A. Businesses should be looking for real and demonstrated operational experience and genuine expertise concentrated in the specific database technologies that they are deploying (whether Cassandra or otherwise). Any provider of note must have developed a deep knowledge base around the core technologies that they are supporting. Having a provider with a wide and varied set of technologies is more likely to produce a support-base that is broad but not necessarily deep. You really need technical capability depth when it comes to core critical infrastructure components. And, specifically when it comes to managing and supporting a database for production environments, you want to have confidence in the provider and an intimate understanding of the SLA.
- Q. What are Instaclustr’s specialties as a DBaaS provider?

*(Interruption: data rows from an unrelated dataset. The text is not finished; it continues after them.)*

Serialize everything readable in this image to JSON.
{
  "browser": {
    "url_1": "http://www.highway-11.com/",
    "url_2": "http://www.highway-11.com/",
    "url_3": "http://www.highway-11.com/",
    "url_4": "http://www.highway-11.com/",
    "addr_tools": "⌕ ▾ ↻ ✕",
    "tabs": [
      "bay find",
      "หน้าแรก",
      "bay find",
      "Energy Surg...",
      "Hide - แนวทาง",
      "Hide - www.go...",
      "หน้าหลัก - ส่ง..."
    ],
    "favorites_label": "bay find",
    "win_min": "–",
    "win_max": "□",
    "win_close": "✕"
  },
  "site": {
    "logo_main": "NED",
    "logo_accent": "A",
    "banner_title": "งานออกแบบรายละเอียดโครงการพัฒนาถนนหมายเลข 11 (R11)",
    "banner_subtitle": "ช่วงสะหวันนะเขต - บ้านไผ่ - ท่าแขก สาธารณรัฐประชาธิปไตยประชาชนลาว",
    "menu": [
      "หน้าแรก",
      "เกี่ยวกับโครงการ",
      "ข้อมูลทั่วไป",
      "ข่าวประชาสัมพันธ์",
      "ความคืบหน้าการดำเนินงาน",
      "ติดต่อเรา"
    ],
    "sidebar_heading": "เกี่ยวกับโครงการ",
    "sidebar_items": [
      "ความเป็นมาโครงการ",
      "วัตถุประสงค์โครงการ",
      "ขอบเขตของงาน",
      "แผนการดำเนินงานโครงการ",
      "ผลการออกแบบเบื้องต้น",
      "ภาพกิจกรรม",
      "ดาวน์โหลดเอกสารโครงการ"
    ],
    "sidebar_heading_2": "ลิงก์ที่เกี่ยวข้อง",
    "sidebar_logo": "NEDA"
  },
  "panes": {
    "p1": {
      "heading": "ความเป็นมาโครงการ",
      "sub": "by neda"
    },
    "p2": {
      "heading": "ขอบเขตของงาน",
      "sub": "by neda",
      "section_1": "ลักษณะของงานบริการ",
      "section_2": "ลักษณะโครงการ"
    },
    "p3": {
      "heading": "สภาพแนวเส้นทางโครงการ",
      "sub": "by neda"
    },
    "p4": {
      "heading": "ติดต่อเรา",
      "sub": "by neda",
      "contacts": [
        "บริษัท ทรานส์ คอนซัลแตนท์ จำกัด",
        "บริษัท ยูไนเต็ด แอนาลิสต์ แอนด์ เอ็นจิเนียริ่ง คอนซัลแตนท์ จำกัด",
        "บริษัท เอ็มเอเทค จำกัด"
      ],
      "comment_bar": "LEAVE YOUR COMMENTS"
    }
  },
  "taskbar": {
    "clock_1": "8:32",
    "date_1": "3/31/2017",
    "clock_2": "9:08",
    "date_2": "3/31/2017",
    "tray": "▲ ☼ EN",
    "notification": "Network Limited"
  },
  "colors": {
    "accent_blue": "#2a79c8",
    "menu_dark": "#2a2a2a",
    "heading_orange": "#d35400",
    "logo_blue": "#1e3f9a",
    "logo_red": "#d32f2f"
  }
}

A. I believe we differentiate through operational expertise, platform reliability, and support. Instaclustr’s team is built out on having deep technical expertise with Apache Cassandra, Spark, and core open source technologies that we regularly work with. It’s expertise that is backed by almost 10m node hours of operational experience with Cassandra. At this point, we’ve seen it all – through the good, bad, and ugly of deployments.
The ability to deliver a reliable service that we’ve engineered ourselves – in our managed services platform – is also important to us. This allows Instaclustr to automate important provisioning, maintenance, and monitoring activities, and also provides a ready-controlled interface tool for our technical operators to effectively engage with any managed cluster.

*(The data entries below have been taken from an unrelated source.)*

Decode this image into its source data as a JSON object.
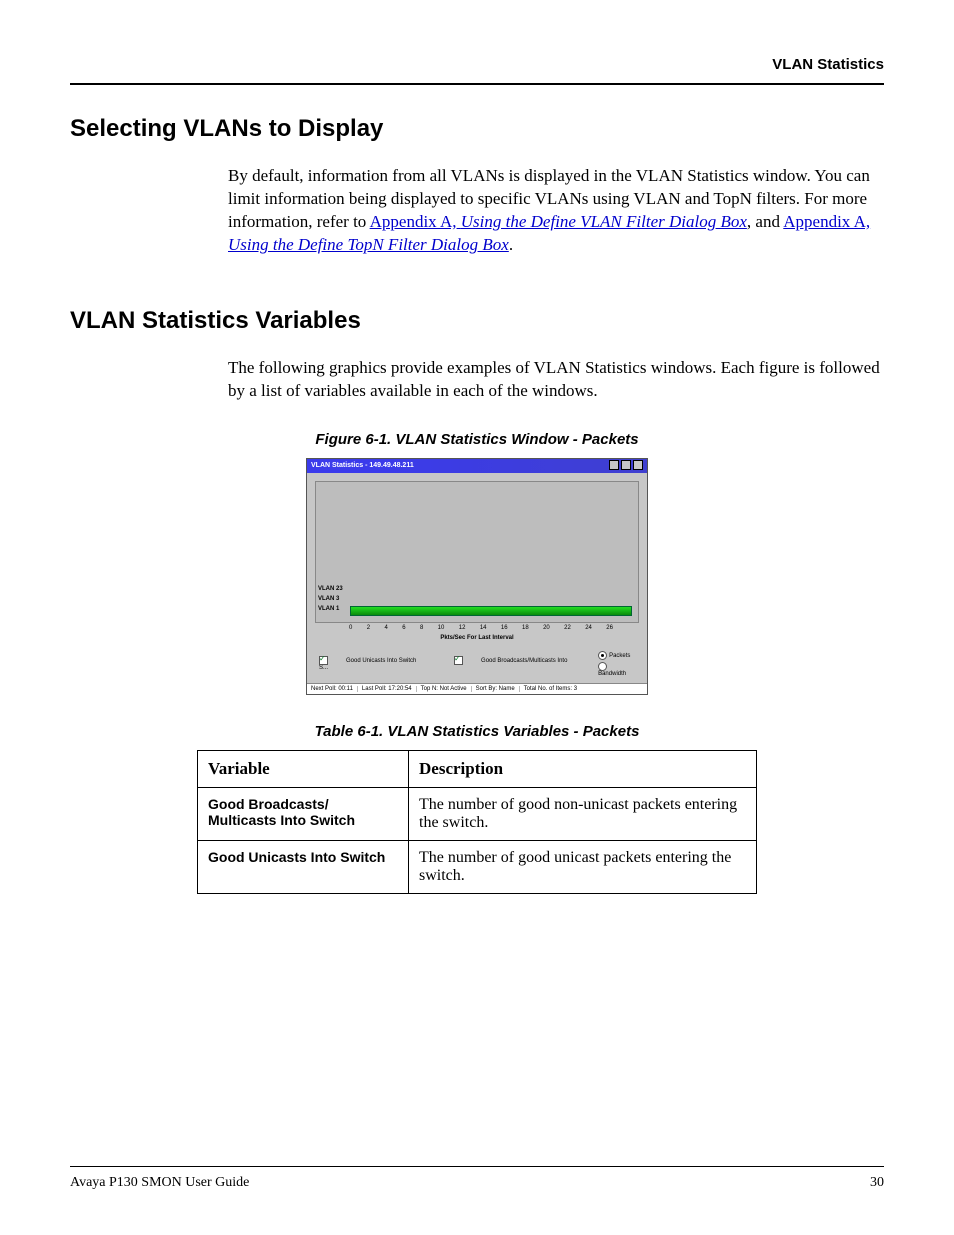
{
  "header": {
    "running": "VLAN Statistics"
  },
  "section1": {
    "title": "Selecting VLANs to Display",
    "para_pre": "By default, information from all VLANs is displayed in the VLAN Statistics window. You can limit information being displayed to specific VLANs using VLAN and TopN filters. For more information, refer to ",
    "link1_plain": "Appendix A,",
    "link1_ital": "Using the Define VLAN Filter Dialog Box",
    "para_mid": ", and ",
    "link2_plain": "Appendix A,",
    "link2_ital": "Using the Define TopN Filter Dialog Box",
    "para_end": "."
  },
  "section2": {
    "title": "VLAN Statistics Variables",
    "para": "The following graphics provide examples of VLAN Statistics windows. Each figure is followed by a list of variables available in each of the windows."
  },
  "figure": {
    "caption": "Figure 6-1.  VLAN Statistics Window - Packets",
    "win_title": "VLAN Statistics - 149.49.48.211",
    "ylabels": [
      "VLAN 23",
      "VLAN 3",
      "VLAN 1"
    ],
    "xticks": [
      "0",
      "2",
      "4",
      "6",
      "8",
      "10",
      "12",
      "14",
      "16",
      "18",
      "20",
      "22",
      "24",
      "26"
    ],
    "axis_caption": "Pkts/Sec For Last Interval",
    "legend_checks": [
      "Good Unicasts Into Switch",
      "Good Broadcasts/Multicasts Into S..."
    ],
    "radio_packets": "Packets",
    "radio_bandwidth": "Bandwidth",
    "status": {
      "next_poll": "Next Poll: 00:11",
      "last_poll": "Last Poll: 17:20:54",
      "topn": "Top N: Not Active",
      "sort": "Sort By: Name",
      "total": "Total No. of Items: 3"
    }
  },
  "chart_data": {
    "type": "bar",
    "orientation": "horizontal",
    "categories": [
      "VLAN 23",
      "VLAN 3",
      "VLAN 1"
    ],
    "series": [
      {
        "name": "Good Unicasts Into Switch",
        "values": [
          0,
          0,
          26
        ]
      },
      {
        "name": "Good Broadcasts/Multicasts Into Switch",
        "values": [
          0,
          0,
          0
        ]
      }
    ],
    "xlabel": "Pkts/Sec For Last Interval",
    "ylabel": "",
    "xlim": [
      0,
      26
    ],
    "title": "VLAN Statistics - 149.49.48.211"
  },
  "table": {
    "caption": "Table 6-1.  VLAN Statistics Variables - Packets",
    "head": {
      "c1": "Variable",
      "c2": "Description"
    },
    "rows": [
      {
        "v": "Good Broadcasts/ Multicasts Into Switch",
        "d": "The number of good non-unicast packets entering the switch."
      },
      {
        "v": "Good Unicasts Into Switch",
        "d": "The number of good unicast packets entering the switch."
      }
    ]
  },
  "footer": {
    "left": "Avaya P130 SMON User Guide",
    "right": "30"
  }
}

Lastly, I think a lot of it comes down to trust. Databases are the lifeblood to many, many businesses, so reliability and support is key in this industry. To that end, independent validation against SOC2 and other industry standards is always core to our strategy.

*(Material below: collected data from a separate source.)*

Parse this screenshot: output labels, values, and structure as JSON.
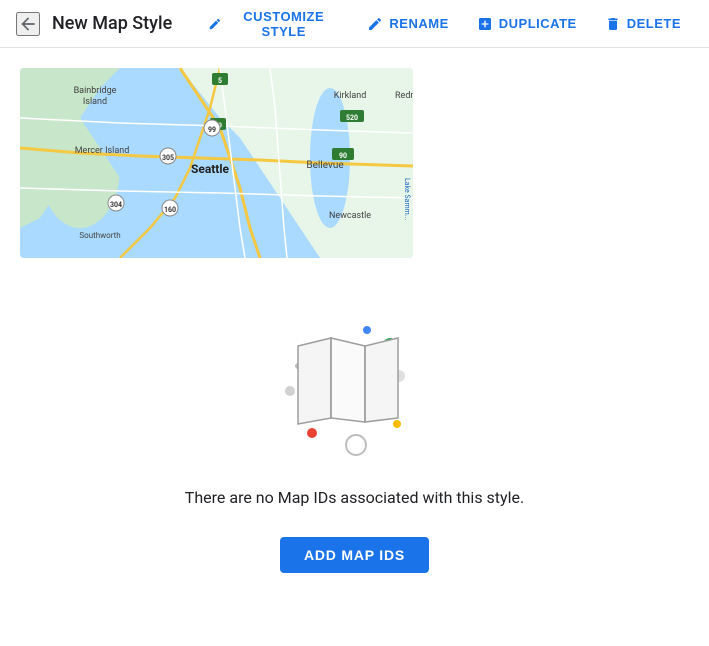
{
  "header": {
    "back_icon": "arrow-left-icon",
    "title": "New Map Style",
    "actions": [
      {
        "id": "customize",
        "label": "CUSTOMIZE STYLE",
        "icon": "pencil-icon"
      },
      {
        "id": "rename",
        "label": "RENAME",
        "icon": "edit-icon"
      },
      {
        "id": "duplicate",
        "label": "DUPLICATE",
        "icon": "copy-plus-icon"
      },
      {
        "id": "delete",
        "label": "DELETE",
        "icon": "trash-icon"
      }
    ]
  },
  "map_preview": {
    "alt": "Seattle area map preview"
  },
  "empty_state": {
    "message": "There are no Map IDs associated with this style.",
    "button_label": "ADD MAP IDS"
  }
}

- Q. Can you share an example of an interesting customer use case that Instaclustr has been involved with?
A. One of the particularly unique startups that we are currently working with and supporting through free managed Cassandra infrastructure and services is a company from Kenya, AfricaBeat. Its aim is to promote Kenyan and African music and to provide an international stage for a number of creative artists in the region. The application will offer personalized recommendations for its user base and create local chart on the most popular tracks. The founders are so passionate about Kenyan and African music it is impossible not to be excited for them and their drive to continually improve the reach and quality of local music. And it just so happens that Cassandra has been the perfect database backbone to make this happen.
About the Author
Peter Nichol is the CEO of Instaclustr, which provides enterprise-grade, fully managed open source data infrastructure in the cloud. Nichol has been in high tech for 30 years, starting in the UK in 1986 when commercial software was just taking off. Since then he has lived on four continents and has held sales, marketing, and general management positions across multiple industries.